What Shott wants to do is offer the whole service from drug discovery to full commercial scale, a service he thinks will be particularly attractive to small biotech companies.  Being able to do that from a single site is unique, he believes: ‘There are operations which manufacture API, or offer contract research and analysis, but not both together.’

The initial plan is to focus on small molecule drugs. Shott points out that around 82% of new drug applications in 2014 were for small molecules: ‘This is the way forward. The landscape is changing; a biotech revolution is happening. There are drugs that are so potent that each dose contains only a nanogram of API.’ For example, Arcinova has bid for a contract to manufacture a Californian biotech company’s drug from an API supplied by a Scottish company; the bulk shipment would be grams in a vial and Arcinova would make the 100 or so doses needed for Phase 1 trials.

This bid is one of 250 going after more than £20m-worth of business since Shott took over. The company has a win rate of 38%, which is higher than Covance, and could rise to 50%, once all the bid outcomes are known, Shott says. ‘While we have inherited quite a lot of business through Covance, we want a balance with our own contracts and that is picking up quite fast.’ About half of Arcinova’s customers are in the US, 40% in the UK and Western Europe, and 10% in Asia, particularly Japan, Korea and India. Clients include ten of the top 20 pharma companies, dozens of mid-range companies and tens of biotechs. Arcinova is also negotiating with Covance for access to its global sales force for the next five years, and is looking at selective recruitment of salespeople in specific markets.
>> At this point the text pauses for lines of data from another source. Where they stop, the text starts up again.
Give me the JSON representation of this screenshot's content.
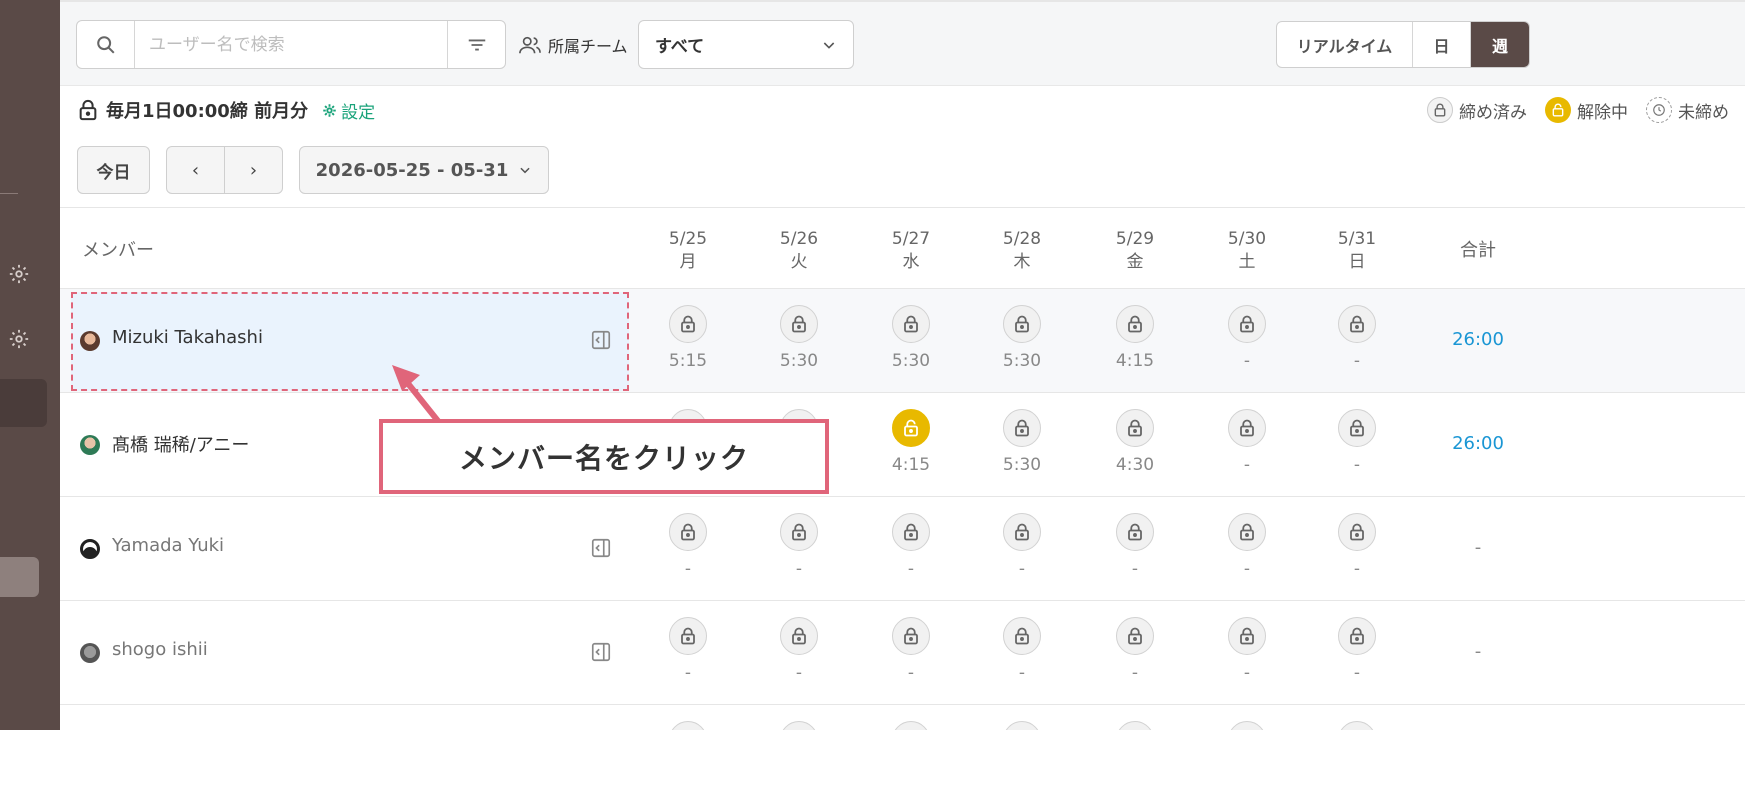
{
  "search": {
    "placeholder": "ユーザー名で検索",
    "value": ""
  },
  "team_filter": {
    "label": "所属チーム",
    "selected": "すべて"
  },
  "view_modes": [
    "リアルタイム",
    "日",
    "週"
  ],
  "view_mode_selected": "週",
  "closing": {
    "text": "毎月1日00:00締 前月分",
    "settings_label": "設定"
  },
  "legend": [
    {
      "label": "締め済み",
      "icon": "lock-closed-icon"
    },
    {
      "label": "解除中",
      "icon": "lock-open-icon"
    },
    {
      "label": "未締め",
      "icon": "clock-icon"
    }
  ],
  "nav": {
    "today": "今日",
    "prev": "‹",
    "next": "›",
    "date_range": "2026-05-25 - 05-31"
  },
  "columns": {
    "member": "メンバー",
    "total": "合計",
    "days": [
      {
        "date": "5/25",
        "weekday": "月"
      },
      {
        "date": "5/26",
        "weekday": "火"
      },
      {
        "date": "5/27",
        "weekday": "水"
      },
      {
        "date": "5/28",
        "weekday": "木"
      },
      {
        "date": "5/29",
        "weekday": "金"
      },
      {
        "date": "5/30",
        "weekday": "土"
      },
      {
        "date": "5/31",
        "weekday": "日"
      }
    ]
  },
  "members": [
    {
      "name": "Mizuki Takahashi",
      "total": "26:00",
      "times": [
        "5:15",
        "5:30",
        "5:30",
        "5:30",
        "4:15",
        "-",
        "-"
      ],
      "status": [
        "closed",
        "closed",
        "closed",
        "closed",
        "closed",
        "closed",
        "closed"
      ]
    },
    {
      "name": "髙橋 瑞稀/アニー",
      "total": "26:00",
      "times": [
        "",
        "",
        "4:15",
        "5:30",
        "4:30",
        "-",
        "-"
      ],
      "status": [
        "closed",
        "closed",
        "open",
        "closed",
        "closed",
        "closed",
        "closed"
      ]
    },
    {
      "name": "Yamada Yuki",
      "total": "-",
      "times": [
        "-",
        "-",
        "-",
        "-",
        "-",
        "-",
        "-"
      ],
      "status": [
        "closed",
        "closed",
        "closed",
        "closed",
        "closed",
        "closed",
        "closed"
      ]
    },
    {
      "name": "shogo ishii",
      "total": "-",
      "times": [
        "-",
        "-",
        "-",
        "-",
        "-",
        "-",
        "-"
      ],
      "status": [
        "closed",
        "closed",
        "closed",
        "closed",
        "closed",
        "closed",
        "closed"
      ]
    }
  ],
  "callout": {
    "text": "メンバー名をクリック"
  },
  "colors": {
    "accent_sidebar": "#5a4a47",
    "link_green": "#1aa37a",
    "total_blue": "#1a96d4",
    "unlock_yellow": "#e8b900",
    "callout_pink": "#e0657a"
  }
}
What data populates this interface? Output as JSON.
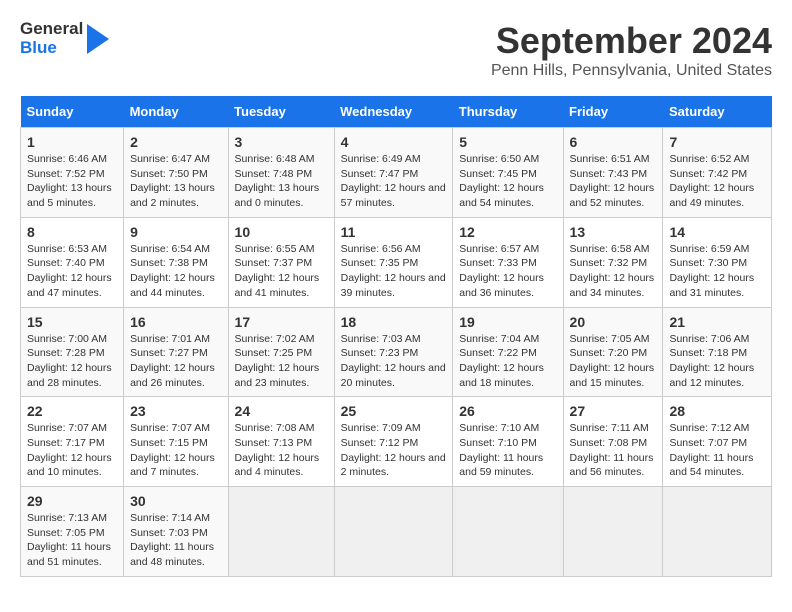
{
  "logo": {
    "text_general": "General",
    "text_blue": "Blue"
  },
  "header": {
    "title": "September 2024",
    "subtitle": "Penn Hills, Pennsylvania, United States"
  },
  "days_of_week": [
    "Sunday",
    "Monday",
    "Tuesday",
    "Wednesday",
    "Thursday",
    "Friday",
    "Saturday"
  ],
  "weeks": [
    [
      {
        "day": "1",
        "sunrise": "6:46 AM",
        "sunset": "7:52 PM",
        "daylight": "13 hours and 5 minutes."
      },
      {
        "day": "2",
        "sunrise": "6:47 AM",
        "sunset": "7:50 PM",
        "daylight": "13 hours and 2 minutes."
      },
      {
        "day": "3",
        "sunrise": "6:48 AM",
        "sunset": "7:48 PM",
        "daylight": "13 hours and 0 minutes."
      },
      {
        "day": "4",
        "sunrise": "6:49 AM",
        "sunset": "7:47 PM",
        "daylight": "12 hours and 57 minutes."
      },
      {
        "day": "5",
        "sunrise": "6:50 AM",
        "sunset": "7:45 PM",
        "daylight": "12 hours and 54 minutes."
      },
      {
        "day": "6",
        "sunrise": "6:51 AM",
        "sunset": "7:43 PM",
        "daylight": "12 hours and 52 minutes."
      },
      {
        "day": "7",
        "sunrise": "6:52 AM",
        "sunset": "7:42 PM",
        "daylight": "12 hours and 49 minutes."
      }
    ],
    [
      {
        "day": "8",
        "sunrise": "6:53 AM",
        "sunset": "7:40 PM",
        "daylight": "12 hours and 47 minutes."
      },
      {
        "day": "9",
        "sunrise": "6:54 AM",
        "sunset": "7:38 PM",
        "daylight": "12 hours and 44 minutes."
      },
      {
        "day": "10",
        "sunrise": "6:55 AM",
        "sunset": "7:37 PM",
        "daylight": "12 hours and 41 minutes."
      },
      {
        "day": "11",
        "sunrise": "6:56 AM",
        "sunset": "7:35 PM",
        "daylight": "12 hours and 39 minutes."
      },
      {
        "day": "12",
        "sunrise": "6:57 AM",
        "sunset": "7:33 PM",
        "daylight": "12 hours and 36 minutes."
      },
      {
        "day": "13",
        "sunrise": "6:58 AM",
        "sunset": "7:32 PM",
        "daylight": "12 hours and 34 minutes."
      },
      {
        "day": "14",
        "sunrise": "6:59 AM",
        "sunset": "7:30 PM",
        "daylight": "12 hours and 31 minutes."
      }
    ],
    [
      {
        "day": "15",
        "sunrise": "7:00 AM",
        "sunset": "7:28 PM",
        "daylight": "12 hours and 28 minutes."
      },
      {
        "day": "16",
        "sunrise": "7:01 AM",
        "sunset": "7:27 PM",
        "daylight": "12 hours and 26 minutes."
      },
      {
        "day": "17",
        "sunrise": "7:02 AM",
        "sunset": "7:25 PM",
        "daylight": "12 hours and 23 minutes."
      },
      {
        "day": "18",
        "sunrise": "7:03 AM",
        "sunset": "7:23 PM",
        "daylight": "12 hours and 20 minutes."
      },
      {
        "day": "19",
        "sunrise": "7:04 AM",
        "sunset": "7:22 PM",
        "daylight": "12 hours and 18 minutes."
      },
      {
        "day": "20",
        "sunrise": "7:05 AM",
        "sunset": "7:20 PM",
        "daylight": "12 hours and 15 minutes."
      },
      {
        "day": "21",
        "sunrise": "7:06 AM",
        "sunset": "7:18 PM",
        "daylight": "12 hours and 12 minutes."
      }
    ],
    [
      {
        "day": "22",
        "sunrise": "7:07 AM",
        "sunset": "7:17 PM",
        "daylight": "12 hours and 10 minutes."
      },
      {
        "day": "23",
        "sunrise": "7:07 AM",
        "sunset": "7:15 PM",
        "daylight": "12 hours and 7 minutes."
      },
      {
        "day": "24",
        "sunrise": "7:08 AM",
        "sunset": "7:13 PM",
        "daylight": "12 hours and 4 minutes."
      },
      {
        "day": "25",
        "sunrise": "7:09 AM",
        "sunset": "7:12 PM",
        "daylight": "12 hours and 2 minutes."
      },
      {
        "day": "26",
        "sunrise": "7:10 AM",
        "sunset": "7:10 PM",
        "daylight": "11 hours and 59 minutes."
      },
      {
        "day": "27",
        "sunrise": "7:11 AM",
        "sunset": "7:08 PM",
        "daylight": "11 hours and 56 minutes."
      },
      {
        "day": "28",
        "sunrise": "7:12 AM",
        "sunset": "7:07 PM",
        "daylight": "11 hours and 54 minutes."
      }
    ],
    [
      {
        "day": "29",
        "sunrise": "7:13 AM",
        "sunset": "7:05 PM",
        "daylight": "11 hours and 51 minutes."
      },
      {
        "day": "30",
        "sunrise": "7:14 AM",
        "sunset": "7:03 PM",
        "daylight": "11 hours and 48 minutes."
      },
      null,
      null,
      null,
      null,
      null
    ]
  ]
}
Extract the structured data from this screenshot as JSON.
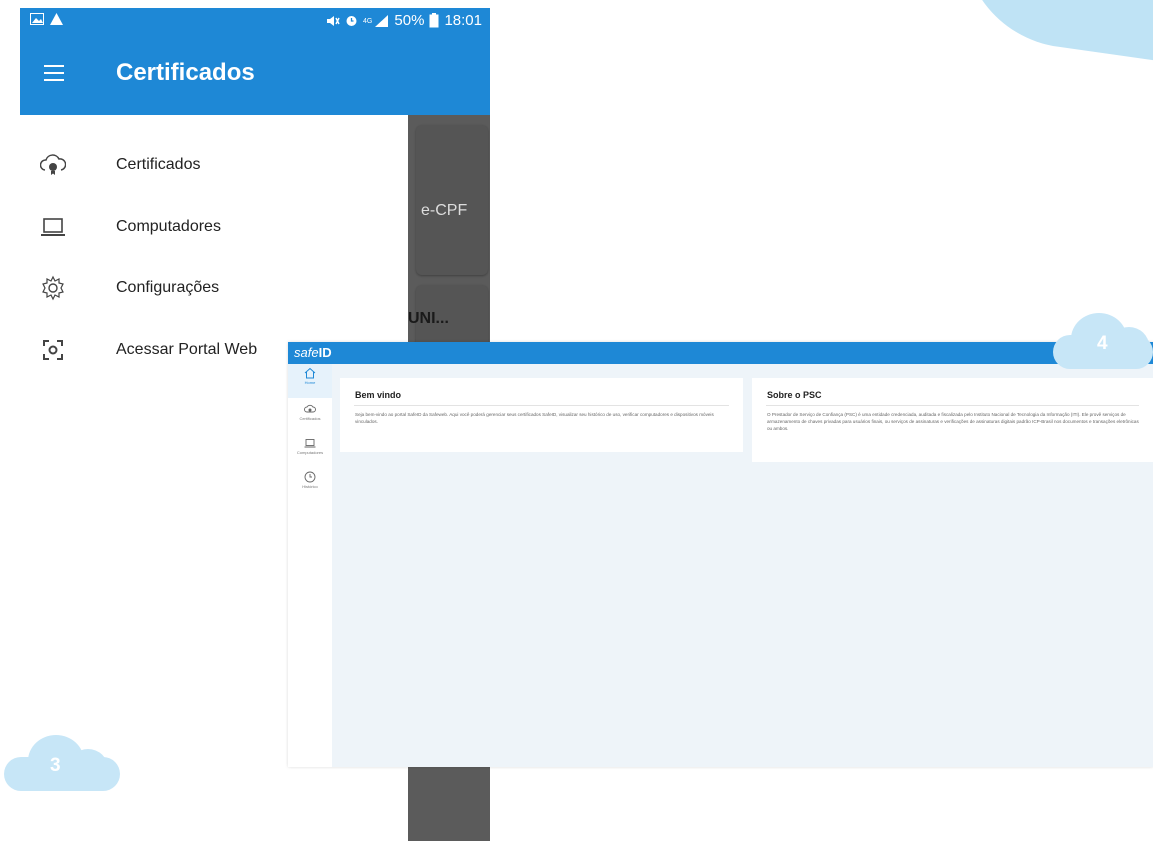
{
  "phone": {
    "status": {
      "battery": "50%",
      "time": "18:01"
    },
    "appbar_title": "Certificados",
    "drawer": [
      {
        "label": "Certificados",
        "icon": "cloud-certificate-icon"
      },
      {
        "label": "Computadores",
        "icon": "laptop-icon"
      },
      {
        "label": "Configurações",
        "icon": "gear-icon"
      },
      {
        "label": "Acessar Portal Web",
        "icon": "scan-icon"
      }
    ],
    "background_cards": {
      "card1": "e-CPF",
      "card2": "UNI..."
    }
  },
  "web": {
    "logo": {
      "part1": "safe",
      "part2": "ID"
    },
    "sidebar": [
      {
        "label": "Home",
        "icon": "home-icon"
      },
      {
        "label": "Certificados",
        "icon": "cloud-icon"
      },
      {
        "label": "Computadores",
        "icon": "laptop-icon"
      },
      {
        "label": "Histórico",
        "icon": "clock-icon"
      }
    ],
    "welcome_card": {
      "title": "Bem vindo",
      "text": "Seja bem-vindo ao portal SafeID da Safeweb. Aqui você poderá gerenciar seus certificados SafeID, visualizar seu histórico de uso, verificar computadores e dispositivos móveis vinculados."
    },
    "psc_card": {
      "title": "Sobre o PSC",
      "text": "O Prestador de Serviço de Confiança (PSC) é uma entidade credenciada, auditada e fiscalizada pelo Instituto Nacional de Tecnologia da Informação (ITI). Ele provê serviços de armazenamento de chaves privadas para usuários finais, ou serviços de assinaturas e verificações de assinaturas digitais padrão ICP-Brasil nos documentos e transações eletrônicas ou ambos."
    }
  },
  "steps": {
    "left": "3",
    "right": "4"
  },
  "colors": {
    "primary_blue": "#1e88d6",
    "cloud": "#c7e6f7",
    "dark_overlay": "#5b5b5b"
  }
}
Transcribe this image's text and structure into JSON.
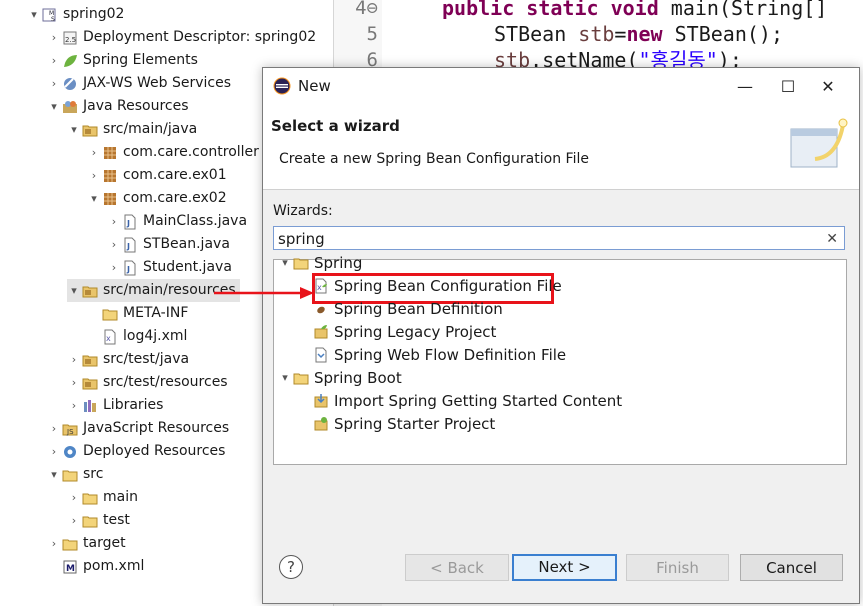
{
  "colors": {
    "accent_red": "#e8131a",
    "selection": "#e4e4e4",
    "keyword": "#7f0055",
    "string": "#2a00ff"
  },
  "explorer": {
    "items": [
      {
        "label": "spring02",
        "twisty": "▾",
        "icon": "maven-project-icon",
        "indent": 0
      },
      {
        "label": "Deployment Descriptor: spring02",
        "twisty": "›",
        "icon": "deployment-descriptor-icon",
        "indent": 1
      },
      {
        "label": "Spring Elements",
        "twisty": "›",
        "icon": "spring-leaf-icon",
        "indent": 1
      },
      {
        "label": "JAX-WS Web Services",
        "twisty": "›",
        "icon": "web-services-icon",
        "indent": 1
      },
      {
        "label": "Java Resources",
        "twisty": "▾",
        "icon": "java-resources-icon",
        "indent": 1
      },
      {
        "label": "src/main/java",
        "twisty": "▾",
        "icon": "source-folder-icon",
        "indent": 2
      },
      {
        "label": "com.care.controller",
        "twisty": "›",
        "icon": "package-icon",
        "indent": 3
      },
      {
        "label": "com.care.ex01",
        "twisty": "›",
        "icon": "package-icon",
        "indent": 3
      },
      {
        "label": "com.care.ex02",
        "twisty": "▾",
        "icon": "package-icon",
        "indent": 3
      },
      {
        "label": "MainClass.java",
        "twisty": "›",
        "icon": "java-file-icon",
        "indent": 4
      },
      {
        "label": "STBean.java",
        "twisty": "›",
        "icon": "java-file-icon",
        "indent": 4
      },
      {
        "label": "Student.java",
        "twisty": "›",
        "icon": "java-file-icon",
        "indent": 4
      },
      {
        "label": "src/main/resources",
        "twisty": "▾",
        "icon": "source-folder-icon",
        "indent": 2,
        "selected": true
      },
      {
        "label": "META-INF",
        "twisty": "",
        "icon": "folder-icon",
        "indent": 3
      },
      {
        "label": "log4j.xml",
        "twisty": "",
        "icon": "xml-file-icon",
        "indent": 3
      },
      {
        "label": "src/test/java",
        "twisty": "›",
        "icon": "source-folder-icon",
        "indent": 2
      },
      {
        "label": "src/test/resources",
        "twisty": "›",
        "icon": "source-folder-icon",
        "indent": 2
      },
      {
        "label": "Libraries",
        "twisty": "›",
        "icon": "libraries-icon",
        "indent": 2
      },
      {
        "label": "JavaScript Resources",
        "twisty": "›",
        "icon": "javascript-resources-icon",
        "indent": 1
      },
      {
        "label": "Deployed Resources",
        "twisty": "›",
        "icon": "deployed-resources-icon",
        "indent": 1
      },
      {
        "label": "src",
        "twisty": "▾",
        "icon": "folder-icon",
        "indent": 1
      },
      {
        "label": "main",
        "twisty": "›",
        "icon": "folder-icon",
        "indent": 2
      },
      {
        "label": "test",
        "twisty": "›",
        "icon": "folder-icon",
        "indent": 2
      },
      {
        "label": "target",
        "twisty": "›",
        "icon": "folder-icon",
        "indent": 1
      },
      {
        "label": "pom.xml",
        "twisty": "",
        "icon": "maven-pom-icon",
        "indent": 1
      }
    ]
  },
  "editor": {
    "line_numbers": [
      "4⊖",
      "5",
      "6"
    ],
    "line1": {
      "kw": "public static void ",
      "rest": "main(String[]"
    },
    "line2": {
      "type": "STBean ",
      "var": "stb",
      "eq": "=",
      "kw": "new",
      "rest": " STBean();"
    },
    "line3": {
      "var": "stb",
      "call": ".setName(",
      "str": "\"홍길동\"",
      "end": ");"
    }
  },
  "dialog": {
    "title": "New",
    "header_title": "Select a wizard",
    "header_desc": "Create a new Spring Bean Configuration File",
    "wizards_label": "Wizards:",
    "search_value": "spring",
    "tree": [
      {
        "label": "Spring",
        "twisty": "▾",
        "icon": "folder-icon",
        "indent": 0
      },
      {
        "label": "Spring Bean Configuration File",
        "twisty": "",
        "icon": "spring-bean-config-icon",
        "indent": 1,
        "highlighted": true
      },
      {
        "label": "Spring Bean Definition",
        "twisty": "",
        "icon": "bean-definition-icon",
        "indent": 1
      },
      {
        "label": "Spring Legacy Project",
        "twisty": "",
        "icon": "spring-project-icon",
        "indent": 1
      },
      {
        "label": "Spring Web Flow Definition File",
        "twisty": "",
        "icon": "web-flow-icon",
        "indent": 1
      },
      {
        "label": "Spring Boot",
        "twisty": "▾",
        "icon": "folder-icon",
        "indent": 0
      },
      {
        "label": "Import Spring Getting Started Content",
        "twisty": "",
        "icon": "import-spring-icon",
        "indent": 1
      },
      {
        "label": "Spring Starter Project",
        "twisty": "",
        "icon": "spring-starter-icon",
        "indent": 1
      }
    ],
    "buttons": {
      "back": "< Back",
      "next": "Next >",
      "finish": "Finish",
      "cancel": "Cancel"
    },
    "window_buttons": {
      "minimize": "—",
      "maximize": "☐",
      "close": "✕"
    }
  }
}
The company remains loss-making after eight months, but Shott predicts that it will ‘flick into’ profit in the second half of 2017. His target is to generate sales of £5m in 2016, reaching £20m in 2020.

Turning around the business also means reducing costs. Since February, the workforce has shrunk to 50, but he expects recruitment to boost this to 67 by year-end and 130 by 2020. There’s certainly plenty of room on the 13ha site.

Arcinova’s potential transformation will play out against the backdrop of the UK’s changing position in Europe. For Shott, the key issue is to get a good deal on tariff barriers. But there are other concerns, such as the fact that the UK benefits hugely from being seen as a springboard into Europe. ‘For example, the EU has one regulatory body for pharmaceuticals headquartered in London, which is an advantage. If companies end up having to do separate registrations for each drug in every country in Europe [rather than one for the EU], then that would be a significant burden, and could also jeopardise the UK’s attractiveness as an international market.’ As far as Arcinova is concerned, he says he will do what’s right for the business. ‘At the end of the day, there’s lots of business in Asia and America, as well as Europe, and we will go out and continue to fight for that business. But if we end up with tariff barriers in Europe that will be difficult.’

Looking forward, Shott believes he has something unique in Arcinova. ‘I’ve been at this for three decades and lived all over the world, visited at least 1000 sites and never seen anything like this where preclinical to small-scale manufacturing is all together.’ The company’s other strength, he says, is the breadth of experience of its people. ‘They are used to working for both big pharma and a small CRO. This means we have the agility of a small company, but we can act as a thought leader like a big company.’